A district court’s order is deemed to have conclusively determined the disputed question if the order is “made with the expectation that [it] will be the final word on the subject addressed.” Gulfstream Aerospace v. Mayacamas Corp., 485 U.S. 271, 277, 108 S.Ct. 1133, 1137, 99 L.Ed.2d 296 (1988). The district court’s order of August 15, 1991 represents its final word on the subject of the 180 day stay as the district court has denied all FDIC requests to alter, amend or reconsider its order.

The district court’s order also resolves an important issue completely separate from the merits of the action. The collateral order doctrine requires that the issue be important in a jurisprudential sense. Nemours Foundation v. Manganaro Corp., New England, 878 F.2d 98, 100 (3d Cir.1989).

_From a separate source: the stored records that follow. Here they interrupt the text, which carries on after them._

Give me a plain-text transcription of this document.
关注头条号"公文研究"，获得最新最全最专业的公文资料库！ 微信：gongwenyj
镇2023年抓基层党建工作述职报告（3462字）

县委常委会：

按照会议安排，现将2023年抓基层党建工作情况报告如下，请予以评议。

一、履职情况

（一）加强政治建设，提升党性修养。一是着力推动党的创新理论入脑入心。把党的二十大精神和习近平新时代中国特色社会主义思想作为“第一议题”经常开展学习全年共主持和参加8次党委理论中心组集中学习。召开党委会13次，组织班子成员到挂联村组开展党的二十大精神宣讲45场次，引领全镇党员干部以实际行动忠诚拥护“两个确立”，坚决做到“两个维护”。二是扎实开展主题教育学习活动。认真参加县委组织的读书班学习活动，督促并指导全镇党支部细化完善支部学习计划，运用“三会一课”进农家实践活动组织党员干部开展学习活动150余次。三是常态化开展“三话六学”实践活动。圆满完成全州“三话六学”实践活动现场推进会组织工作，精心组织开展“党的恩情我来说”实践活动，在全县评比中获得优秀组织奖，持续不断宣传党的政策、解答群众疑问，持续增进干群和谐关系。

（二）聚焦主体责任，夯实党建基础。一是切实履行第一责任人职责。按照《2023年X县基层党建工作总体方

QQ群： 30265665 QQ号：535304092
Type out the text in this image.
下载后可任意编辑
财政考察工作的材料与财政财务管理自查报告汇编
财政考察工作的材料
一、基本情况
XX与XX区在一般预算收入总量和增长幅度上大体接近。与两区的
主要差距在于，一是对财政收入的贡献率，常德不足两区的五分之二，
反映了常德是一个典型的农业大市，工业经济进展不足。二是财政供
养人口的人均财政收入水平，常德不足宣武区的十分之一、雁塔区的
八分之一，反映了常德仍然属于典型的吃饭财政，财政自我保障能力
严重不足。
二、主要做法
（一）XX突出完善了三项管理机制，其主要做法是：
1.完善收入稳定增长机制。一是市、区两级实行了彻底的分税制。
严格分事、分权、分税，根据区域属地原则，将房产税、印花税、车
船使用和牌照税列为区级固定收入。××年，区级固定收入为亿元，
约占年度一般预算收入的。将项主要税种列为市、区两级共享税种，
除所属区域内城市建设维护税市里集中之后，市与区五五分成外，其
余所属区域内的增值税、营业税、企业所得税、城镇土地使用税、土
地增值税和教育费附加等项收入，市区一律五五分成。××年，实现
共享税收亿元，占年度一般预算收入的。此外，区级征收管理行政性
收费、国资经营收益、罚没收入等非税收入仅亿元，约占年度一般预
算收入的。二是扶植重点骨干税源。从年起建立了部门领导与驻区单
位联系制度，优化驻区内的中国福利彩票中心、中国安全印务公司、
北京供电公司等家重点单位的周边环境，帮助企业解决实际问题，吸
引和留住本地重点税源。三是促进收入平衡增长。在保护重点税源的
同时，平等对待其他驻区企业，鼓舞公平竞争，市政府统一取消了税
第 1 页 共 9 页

See also Nixon v. Fitzgerald, 457 U.S. 731, 742, 102 S.Ct. 2690, 2697, 73 L.Ed.2d 349 (1982) (collateral appeal of interlocutory order must present a serious and unsettled question). Given the confusion created by 12 U.S.C. § 1821(d) with regard to this 180 day stay issue, which affects a large number of receivership claims, and the wealth of cases decided in the district courts, all of which reached different results using conflicting methodology,1 the question is important in a jurisprudential sense. Moreover, the issue of the availability of the 180 day stay is separate from the merits as it is not “enmeshed in the factual and legal issues comprising the plaintiffs cause of action.” Coopers & Lybrand, 437 U.S. at 469, 98 S.Ct. at 2458. In examining the propriety of this order, we need not reach the underlying [1506]*1506factual and legal issues regarding Plaintiffs’ loan obligations with the Bank but need only address the isolated legal issue of whether the district court appropriately denied a 180 day stay of these proceedings under 12 U.S.C. § 1821(d).

Finally, the district court’s order is effectively unreviewable on appeal. If we were to wait to resolve this issue on direct appeal after a determination on the merits as Plaintiffs request, and if we were to determine that the district court improperly denied the 180 day stay as the FDIC asserts, the FDIC will have permanently lost the opportunity to resolve Plaintiffs’ claims administratively without simultaneously defending this litigation in the district court. Cf. Mitchell v. Forsyth, 472 U.S. 511, 526-27, 105 S.Ct. 2806, 2815-16, 86 L.Ed.2d 411 (1985) (because qualified immunity is immunity from suit rather than a mere defense to liability, the immunity is effectively lost if a case is erroneously permitted to go to trial). Thus, the FDIC has asserted a right which would be destroyed if not vindicated before trial. United States v. MacDonald, 435 U.S. 850, 860, 98 S.Ct. 1547, 1552, 56 L.Ed.2d 18 (1978).2

Given that the issue before us meets all three requirements of the collateral order doctrine, we hold that the district court’s order denying the FDIC a 180 day stay is immediately appealable.

II.

The fact that the FDIC has completed the administrative claims process and has denied Plaintiffs’ claim raises a mootness issue, because the FDIC now lacks a legally cognizable interest in obtaining a 180 day stay in this case. See United States Parole Comm’n v. Geraghty, 445 U.S. 388, 396, 100 S.Ct. 1202, 1208, 63 L.Ed.2d 479 (1980) (if issues presented are no longer live or parties lack a “legally cognizable interest in the outcome,” the case is ordinarily moot).